The Taoiseach is promising “a comprehensive roadmap” for how restrictions will be lifted over the coming months and the beginning of “a new era in the management of Covid-19″.

Martin said last week that the roadmap will provide a plan up to “hopefully to the end of the year, maybe beyond”. 

The major outstanding issue is the plan, or lack thereof, for the live music and entertainment industry. Advocates within the sector have been pleading for a specific roadmap for their sector for some time but nothing so far has been signed-off. 


It is understood that an invitation from Minister Martin’s department arrived today inviting the Taoiseach or an official from his department to attend on Wednesday.

An official rather than the Taoiseach is likely to attend, it is believed.

The sector has for some time looked like the forgotten child as various sectors reopened over the summer months but additional pressure is now being brought to bear.

This is largely because comparisons are difficult to ignore with the massively increased crowds at sporting events and the regularity of live gigs north of the border.

Over the weekend, 40,000 people attended Croke Park for the All-Ireland Hurling final,  with another 40,000 at the football in three weeks’ time. 

Irish bands Kodaline and Fontaines DC have each played large gigs in Northern Ireland in the past week with concert organisers in the Republic pointing out that they cannot even sell tickets let alone host an event. 
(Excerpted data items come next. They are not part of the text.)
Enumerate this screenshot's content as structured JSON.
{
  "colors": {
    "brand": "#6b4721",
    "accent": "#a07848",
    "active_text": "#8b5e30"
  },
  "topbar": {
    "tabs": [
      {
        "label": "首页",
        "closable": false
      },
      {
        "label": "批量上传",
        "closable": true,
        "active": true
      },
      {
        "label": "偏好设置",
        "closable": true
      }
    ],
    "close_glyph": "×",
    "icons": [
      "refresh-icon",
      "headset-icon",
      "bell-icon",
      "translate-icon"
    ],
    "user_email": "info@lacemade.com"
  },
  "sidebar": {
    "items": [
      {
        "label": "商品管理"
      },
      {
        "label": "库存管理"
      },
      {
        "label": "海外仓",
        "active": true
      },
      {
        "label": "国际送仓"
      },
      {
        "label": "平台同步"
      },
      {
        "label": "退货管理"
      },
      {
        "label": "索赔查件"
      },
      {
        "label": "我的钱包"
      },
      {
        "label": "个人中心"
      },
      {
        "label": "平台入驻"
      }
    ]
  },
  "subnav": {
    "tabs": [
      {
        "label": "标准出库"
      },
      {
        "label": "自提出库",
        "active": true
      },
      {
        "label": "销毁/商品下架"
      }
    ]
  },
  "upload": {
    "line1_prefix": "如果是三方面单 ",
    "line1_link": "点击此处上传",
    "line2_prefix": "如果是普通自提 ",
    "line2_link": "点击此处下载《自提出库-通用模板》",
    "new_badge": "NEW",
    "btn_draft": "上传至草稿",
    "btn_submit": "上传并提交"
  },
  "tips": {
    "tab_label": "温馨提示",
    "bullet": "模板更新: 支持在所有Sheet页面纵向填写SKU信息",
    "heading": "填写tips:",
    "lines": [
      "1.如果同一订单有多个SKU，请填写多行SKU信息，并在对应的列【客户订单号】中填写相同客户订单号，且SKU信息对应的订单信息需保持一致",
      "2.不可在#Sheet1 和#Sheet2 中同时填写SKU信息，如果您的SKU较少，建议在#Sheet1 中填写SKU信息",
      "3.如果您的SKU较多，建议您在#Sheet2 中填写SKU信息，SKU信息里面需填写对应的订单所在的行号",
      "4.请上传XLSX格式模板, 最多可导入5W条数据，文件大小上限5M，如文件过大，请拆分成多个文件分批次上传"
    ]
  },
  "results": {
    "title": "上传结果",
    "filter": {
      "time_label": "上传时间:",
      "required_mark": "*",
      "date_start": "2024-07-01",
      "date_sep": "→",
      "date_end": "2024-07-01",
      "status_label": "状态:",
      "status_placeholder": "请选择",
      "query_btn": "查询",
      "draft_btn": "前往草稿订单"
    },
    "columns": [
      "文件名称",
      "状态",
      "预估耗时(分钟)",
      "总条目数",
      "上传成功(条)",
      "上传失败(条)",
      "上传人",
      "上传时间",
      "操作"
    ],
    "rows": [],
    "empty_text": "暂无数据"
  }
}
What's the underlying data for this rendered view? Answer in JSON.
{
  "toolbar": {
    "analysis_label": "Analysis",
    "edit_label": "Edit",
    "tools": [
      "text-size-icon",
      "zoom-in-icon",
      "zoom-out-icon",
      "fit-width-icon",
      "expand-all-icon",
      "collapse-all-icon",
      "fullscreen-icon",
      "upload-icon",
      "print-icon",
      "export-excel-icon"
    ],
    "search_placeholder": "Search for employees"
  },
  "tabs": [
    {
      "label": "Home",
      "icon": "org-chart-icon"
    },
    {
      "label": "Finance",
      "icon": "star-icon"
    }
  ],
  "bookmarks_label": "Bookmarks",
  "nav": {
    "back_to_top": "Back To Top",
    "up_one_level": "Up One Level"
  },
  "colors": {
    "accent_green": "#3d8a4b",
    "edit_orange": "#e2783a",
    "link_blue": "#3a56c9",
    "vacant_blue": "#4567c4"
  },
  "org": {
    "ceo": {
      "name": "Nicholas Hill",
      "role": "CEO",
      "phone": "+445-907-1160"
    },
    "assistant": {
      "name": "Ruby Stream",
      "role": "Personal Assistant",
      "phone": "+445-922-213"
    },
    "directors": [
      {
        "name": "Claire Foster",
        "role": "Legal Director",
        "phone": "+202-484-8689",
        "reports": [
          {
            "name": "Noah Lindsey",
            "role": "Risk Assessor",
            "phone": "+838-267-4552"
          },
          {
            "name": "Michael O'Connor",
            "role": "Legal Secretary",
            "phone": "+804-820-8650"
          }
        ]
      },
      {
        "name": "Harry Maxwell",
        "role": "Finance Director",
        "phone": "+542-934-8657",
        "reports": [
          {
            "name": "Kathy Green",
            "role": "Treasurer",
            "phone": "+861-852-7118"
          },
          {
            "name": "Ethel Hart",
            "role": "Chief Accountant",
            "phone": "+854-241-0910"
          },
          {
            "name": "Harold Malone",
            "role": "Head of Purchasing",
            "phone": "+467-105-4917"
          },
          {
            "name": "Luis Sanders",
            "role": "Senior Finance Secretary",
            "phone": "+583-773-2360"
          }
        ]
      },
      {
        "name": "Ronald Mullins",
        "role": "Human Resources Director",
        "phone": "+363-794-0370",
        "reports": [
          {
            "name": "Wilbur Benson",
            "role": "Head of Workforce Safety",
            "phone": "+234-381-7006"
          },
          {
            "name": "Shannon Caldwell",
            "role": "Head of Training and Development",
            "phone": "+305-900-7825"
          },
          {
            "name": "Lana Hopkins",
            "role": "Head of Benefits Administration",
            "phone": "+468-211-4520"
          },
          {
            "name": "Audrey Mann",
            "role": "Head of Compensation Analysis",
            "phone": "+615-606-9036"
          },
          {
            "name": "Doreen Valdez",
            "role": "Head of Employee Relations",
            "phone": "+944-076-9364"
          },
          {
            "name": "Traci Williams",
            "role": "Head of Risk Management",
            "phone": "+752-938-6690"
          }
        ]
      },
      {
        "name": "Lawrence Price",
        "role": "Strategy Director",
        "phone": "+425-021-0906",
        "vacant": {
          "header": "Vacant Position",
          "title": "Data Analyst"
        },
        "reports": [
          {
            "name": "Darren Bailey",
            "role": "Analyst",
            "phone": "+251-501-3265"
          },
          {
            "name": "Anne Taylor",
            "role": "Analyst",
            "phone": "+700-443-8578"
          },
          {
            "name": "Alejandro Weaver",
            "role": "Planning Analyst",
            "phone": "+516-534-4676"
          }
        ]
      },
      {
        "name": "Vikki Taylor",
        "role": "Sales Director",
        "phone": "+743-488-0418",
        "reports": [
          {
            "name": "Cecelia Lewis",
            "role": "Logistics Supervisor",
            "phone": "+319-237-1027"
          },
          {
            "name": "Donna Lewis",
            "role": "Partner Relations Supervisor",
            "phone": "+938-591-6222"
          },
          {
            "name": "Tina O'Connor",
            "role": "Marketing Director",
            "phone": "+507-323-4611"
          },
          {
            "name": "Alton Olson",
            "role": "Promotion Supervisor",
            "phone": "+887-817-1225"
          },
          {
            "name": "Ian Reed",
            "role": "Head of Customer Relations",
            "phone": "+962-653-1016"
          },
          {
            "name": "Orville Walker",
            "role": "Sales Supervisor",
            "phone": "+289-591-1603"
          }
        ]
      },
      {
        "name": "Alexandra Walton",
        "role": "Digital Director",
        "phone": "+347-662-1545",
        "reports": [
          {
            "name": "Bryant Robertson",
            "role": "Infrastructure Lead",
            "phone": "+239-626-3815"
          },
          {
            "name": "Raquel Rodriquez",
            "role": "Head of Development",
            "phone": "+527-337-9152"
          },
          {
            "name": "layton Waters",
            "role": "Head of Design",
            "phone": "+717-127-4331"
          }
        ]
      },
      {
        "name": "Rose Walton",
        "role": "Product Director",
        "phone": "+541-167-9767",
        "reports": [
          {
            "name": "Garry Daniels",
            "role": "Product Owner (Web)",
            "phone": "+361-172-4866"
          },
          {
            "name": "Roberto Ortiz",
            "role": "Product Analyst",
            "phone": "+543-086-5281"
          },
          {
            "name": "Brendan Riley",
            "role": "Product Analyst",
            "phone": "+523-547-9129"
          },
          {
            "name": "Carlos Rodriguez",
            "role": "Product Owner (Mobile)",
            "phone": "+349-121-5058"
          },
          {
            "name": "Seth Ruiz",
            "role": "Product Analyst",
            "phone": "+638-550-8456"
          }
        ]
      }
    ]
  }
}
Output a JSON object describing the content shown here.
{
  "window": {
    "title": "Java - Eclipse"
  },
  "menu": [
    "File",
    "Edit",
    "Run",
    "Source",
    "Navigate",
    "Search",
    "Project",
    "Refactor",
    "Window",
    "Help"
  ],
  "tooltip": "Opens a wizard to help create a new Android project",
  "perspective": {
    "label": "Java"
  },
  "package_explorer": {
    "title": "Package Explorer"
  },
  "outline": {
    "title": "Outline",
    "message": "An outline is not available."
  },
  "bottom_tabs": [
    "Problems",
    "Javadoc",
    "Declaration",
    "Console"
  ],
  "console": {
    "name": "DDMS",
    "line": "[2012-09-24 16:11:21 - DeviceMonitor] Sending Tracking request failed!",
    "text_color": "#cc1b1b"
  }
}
NO FEE KODALINE Over 5,000 people attending the Kodaline concert in Belfast, held without restrictions for patrons fully vaccinated or proof of negative Covid test. James Rollins James Rollins

Government sources have said that the live entertainment sector is already front and foremost in the government’s plans, stating that the Minister Martin is free to make a presentation on her proposals to the sub-Cabinet meeting on Friday. 

There is frustration at Cabinet level over the slow pace of some of the easing of restrictions, with some ministers questioning the benefits of some of the rules relative to those being imposed in Europe

While ministers have said there is no real sense as to what NPHET will recommend on Wednesday in terms of the easing of restrictions, though it is believed they are concerned about the rising case numbers. 

However, ministers are concerned that the high level of vaccinations is not being fed into the recommendations, as it is in other countries.

In terms of live music events, senior sources have said they are afraid the window to organise any large-scale music events in September has now been missed, with the summer being lost for the sector. 

With a push for both indoor and outdoor events to reopen, sources stated they would hope to see events in venues like Vicar St, Whelans, and The Olympia operating in October, by the latest.